The figures showed mortgage cancellations increased 6.1% year on year to 35,144 cases between January and March, despite mortgage approvals declining 2.7% over the same comparative period
The value of mortgages cancelled by home buyers hit a record £8.7 billion during the first quarter of 2026, according to analysis of Bank of England data by transformation consultancy Novus Strategy.
The figures showed mortgage cancellations increased 6.1% year on year to 35,144 cases between January and March, despite mortgage approvals declining 2.7% over the same comparative period. The total value of cancelled mortgages rose 12.3% from £7.7 billion in Q1 2025.
Novus Strategy said the figures highlighted the growing operational and financial pressures facing lenders, with every cancelled mortgage representing sunk underwriting, valuation and processing costs that cannot be recovered.
The consultancy also warned that lenders were forced to continue holding capital and liquidity against mortgage offers until completion or cancellation, meaning billions of pounds remained tied up in loans that would never complete.
Long transaction timelines were identified as a major contributing factor behind rising cancellations. According to TwentyCi data referenced in the report, the average time between sale agreed and exchange reached 134 days during Q1, while 67,489 transactions dropped through after mortgage offer stage, although this represented a 12.1% annual decline.
Novus Strategy said prolonged completion periods increased exposure to changing borrower circumstances, interest rate volatility and chain collapses, all of which could ultimately lead to cancellations.

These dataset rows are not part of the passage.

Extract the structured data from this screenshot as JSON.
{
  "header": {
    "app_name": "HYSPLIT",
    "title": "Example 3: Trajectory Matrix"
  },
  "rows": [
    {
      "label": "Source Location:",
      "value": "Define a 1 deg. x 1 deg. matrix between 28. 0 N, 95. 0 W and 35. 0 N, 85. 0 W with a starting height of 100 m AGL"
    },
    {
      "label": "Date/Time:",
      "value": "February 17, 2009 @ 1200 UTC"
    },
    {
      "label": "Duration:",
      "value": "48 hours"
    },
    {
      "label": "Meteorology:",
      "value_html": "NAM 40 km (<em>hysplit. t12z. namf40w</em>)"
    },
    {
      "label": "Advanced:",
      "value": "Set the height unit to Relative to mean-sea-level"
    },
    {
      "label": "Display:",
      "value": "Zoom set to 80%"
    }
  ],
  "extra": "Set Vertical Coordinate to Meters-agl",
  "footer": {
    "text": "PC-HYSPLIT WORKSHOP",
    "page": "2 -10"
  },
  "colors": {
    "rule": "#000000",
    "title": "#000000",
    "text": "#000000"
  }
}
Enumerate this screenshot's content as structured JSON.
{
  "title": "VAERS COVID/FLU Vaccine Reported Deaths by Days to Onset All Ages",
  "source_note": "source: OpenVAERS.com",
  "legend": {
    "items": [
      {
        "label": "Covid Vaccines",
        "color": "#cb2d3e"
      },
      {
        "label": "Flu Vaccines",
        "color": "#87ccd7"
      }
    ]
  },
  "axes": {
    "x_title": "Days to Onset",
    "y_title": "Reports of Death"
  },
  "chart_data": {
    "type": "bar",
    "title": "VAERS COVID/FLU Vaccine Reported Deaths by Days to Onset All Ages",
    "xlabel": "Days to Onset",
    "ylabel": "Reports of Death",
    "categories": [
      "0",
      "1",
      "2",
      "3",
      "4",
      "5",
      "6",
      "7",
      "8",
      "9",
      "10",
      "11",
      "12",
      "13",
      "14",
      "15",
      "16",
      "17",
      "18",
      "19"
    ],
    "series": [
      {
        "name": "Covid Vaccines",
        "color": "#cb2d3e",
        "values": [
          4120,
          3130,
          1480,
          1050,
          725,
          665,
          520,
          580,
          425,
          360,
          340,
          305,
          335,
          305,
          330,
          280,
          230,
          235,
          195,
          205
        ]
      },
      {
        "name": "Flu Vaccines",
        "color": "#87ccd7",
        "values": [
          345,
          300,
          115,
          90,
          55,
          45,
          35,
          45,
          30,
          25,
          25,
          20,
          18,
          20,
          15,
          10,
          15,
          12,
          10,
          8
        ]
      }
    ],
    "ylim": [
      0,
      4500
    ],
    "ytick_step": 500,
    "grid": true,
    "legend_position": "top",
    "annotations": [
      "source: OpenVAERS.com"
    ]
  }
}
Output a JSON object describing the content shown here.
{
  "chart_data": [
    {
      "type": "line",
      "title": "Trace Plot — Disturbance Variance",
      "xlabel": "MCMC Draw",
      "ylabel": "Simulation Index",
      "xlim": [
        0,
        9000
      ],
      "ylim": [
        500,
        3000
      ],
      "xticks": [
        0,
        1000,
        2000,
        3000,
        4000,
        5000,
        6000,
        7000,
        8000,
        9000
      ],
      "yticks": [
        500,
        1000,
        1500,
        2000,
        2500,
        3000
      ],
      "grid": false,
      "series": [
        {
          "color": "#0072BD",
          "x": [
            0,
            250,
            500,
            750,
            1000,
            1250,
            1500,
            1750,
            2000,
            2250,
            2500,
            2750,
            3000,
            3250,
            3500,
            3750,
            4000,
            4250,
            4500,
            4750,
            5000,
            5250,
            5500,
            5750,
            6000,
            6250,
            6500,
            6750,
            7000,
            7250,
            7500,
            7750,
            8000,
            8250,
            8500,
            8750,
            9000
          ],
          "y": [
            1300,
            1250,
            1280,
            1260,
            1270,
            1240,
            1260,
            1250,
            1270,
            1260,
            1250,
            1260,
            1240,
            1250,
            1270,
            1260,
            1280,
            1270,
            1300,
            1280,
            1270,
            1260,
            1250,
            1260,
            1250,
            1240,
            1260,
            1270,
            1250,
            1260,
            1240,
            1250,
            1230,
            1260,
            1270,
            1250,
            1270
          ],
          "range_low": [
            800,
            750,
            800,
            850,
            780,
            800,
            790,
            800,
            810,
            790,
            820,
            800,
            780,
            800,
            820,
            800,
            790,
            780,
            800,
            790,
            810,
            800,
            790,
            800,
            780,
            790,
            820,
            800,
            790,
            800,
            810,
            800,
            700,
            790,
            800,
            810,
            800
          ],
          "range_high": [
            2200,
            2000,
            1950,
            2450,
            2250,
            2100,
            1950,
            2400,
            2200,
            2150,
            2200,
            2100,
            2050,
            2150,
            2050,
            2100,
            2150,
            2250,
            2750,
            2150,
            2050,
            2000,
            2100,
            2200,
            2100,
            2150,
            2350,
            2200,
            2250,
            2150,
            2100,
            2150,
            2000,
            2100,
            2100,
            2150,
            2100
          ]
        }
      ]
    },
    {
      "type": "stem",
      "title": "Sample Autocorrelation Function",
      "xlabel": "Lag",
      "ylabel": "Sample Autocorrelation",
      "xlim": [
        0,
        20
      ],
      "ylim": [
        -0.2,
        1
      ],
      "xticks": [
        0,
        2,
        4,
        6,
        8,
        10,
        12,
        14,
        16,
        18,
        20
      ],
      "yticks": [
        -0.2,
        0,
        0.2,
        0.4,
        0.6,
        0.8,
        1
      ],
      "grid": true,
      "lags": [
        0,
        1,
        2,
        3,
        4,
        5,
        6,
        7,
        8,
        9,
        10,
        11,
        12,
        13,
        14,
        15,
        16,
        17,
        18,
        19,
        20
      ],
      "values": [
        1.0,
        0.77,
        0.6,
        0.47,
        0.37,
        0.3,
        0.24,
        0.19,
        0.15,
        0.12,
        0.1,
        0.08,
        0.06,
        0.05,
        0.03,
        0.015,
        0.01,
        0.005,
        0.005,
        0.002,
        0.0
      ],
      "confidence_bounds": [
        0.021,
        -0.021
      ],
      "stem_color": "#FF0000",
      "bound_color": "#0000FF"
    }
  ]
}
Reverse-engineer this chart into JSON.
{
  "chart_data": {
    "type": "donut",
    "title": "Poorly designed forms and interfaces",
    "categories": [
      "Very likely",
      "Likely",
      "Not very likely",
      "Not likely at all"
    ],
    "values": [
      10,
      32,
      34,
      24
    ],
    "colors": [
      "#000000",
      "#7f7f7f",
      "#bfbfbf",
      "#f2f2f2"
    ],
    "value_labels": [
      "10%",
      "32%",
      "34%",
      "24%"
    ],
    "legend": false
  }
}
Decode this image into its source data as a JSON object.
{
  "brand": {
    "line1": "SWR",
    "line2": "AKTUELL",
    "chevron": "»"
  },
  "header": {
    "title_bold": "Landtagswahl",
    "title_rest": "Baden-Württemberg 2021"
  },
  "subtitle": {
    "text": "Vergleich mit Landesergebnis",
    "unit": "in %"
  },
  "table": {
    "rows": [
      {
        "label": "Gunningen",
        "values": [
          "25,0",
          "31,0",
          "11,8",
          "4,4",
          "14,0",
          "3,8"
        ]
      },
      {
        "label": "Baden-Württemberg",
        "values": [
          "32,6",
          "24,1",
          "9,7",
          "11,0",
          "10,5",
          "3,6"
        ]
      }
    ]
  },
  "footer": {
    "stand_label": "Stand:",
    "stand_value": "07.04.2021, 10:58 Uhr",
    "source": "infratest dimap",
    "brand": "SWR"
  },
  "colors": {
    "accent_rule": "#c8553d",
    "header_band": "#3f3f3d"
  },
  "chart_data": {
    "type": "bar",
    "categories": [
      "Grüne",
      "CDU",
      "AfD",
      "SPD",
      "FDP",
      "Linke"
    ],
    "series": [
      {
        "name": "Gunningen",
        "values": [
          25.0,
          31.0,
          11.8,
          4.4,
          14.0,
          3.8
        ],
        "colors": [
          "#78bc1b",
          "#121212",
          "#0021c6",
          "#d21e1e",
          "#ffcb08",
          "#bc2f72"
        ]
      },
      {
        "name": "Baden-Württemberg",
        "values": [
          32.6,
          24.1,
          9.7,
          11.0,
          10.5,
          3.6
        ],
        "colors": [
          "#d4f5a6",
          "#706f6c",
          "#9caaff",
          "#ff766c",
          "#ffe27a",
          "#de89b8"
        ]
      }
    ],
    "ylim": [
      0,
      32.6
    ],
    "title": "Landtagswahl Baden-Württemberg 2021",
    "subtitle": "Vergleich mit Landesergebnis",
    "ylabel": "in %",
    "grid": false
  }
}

The report also pointed to recent mortgage pricing volatility linked to the Iran crisis as another factor contributing to borrowers switching products, withdrawing from purchases or allowing offers to expire.
Claire Van der Zant, chief executive at Novus Strategy, said: The sheer weight of cancellations continues to inflict a lot of pain on lenders.
Van der Zant added: This is one of the most-watched metrics inside banks and building societies, and these industry-wide figures illustrate the scale of the problem but also the opportunity.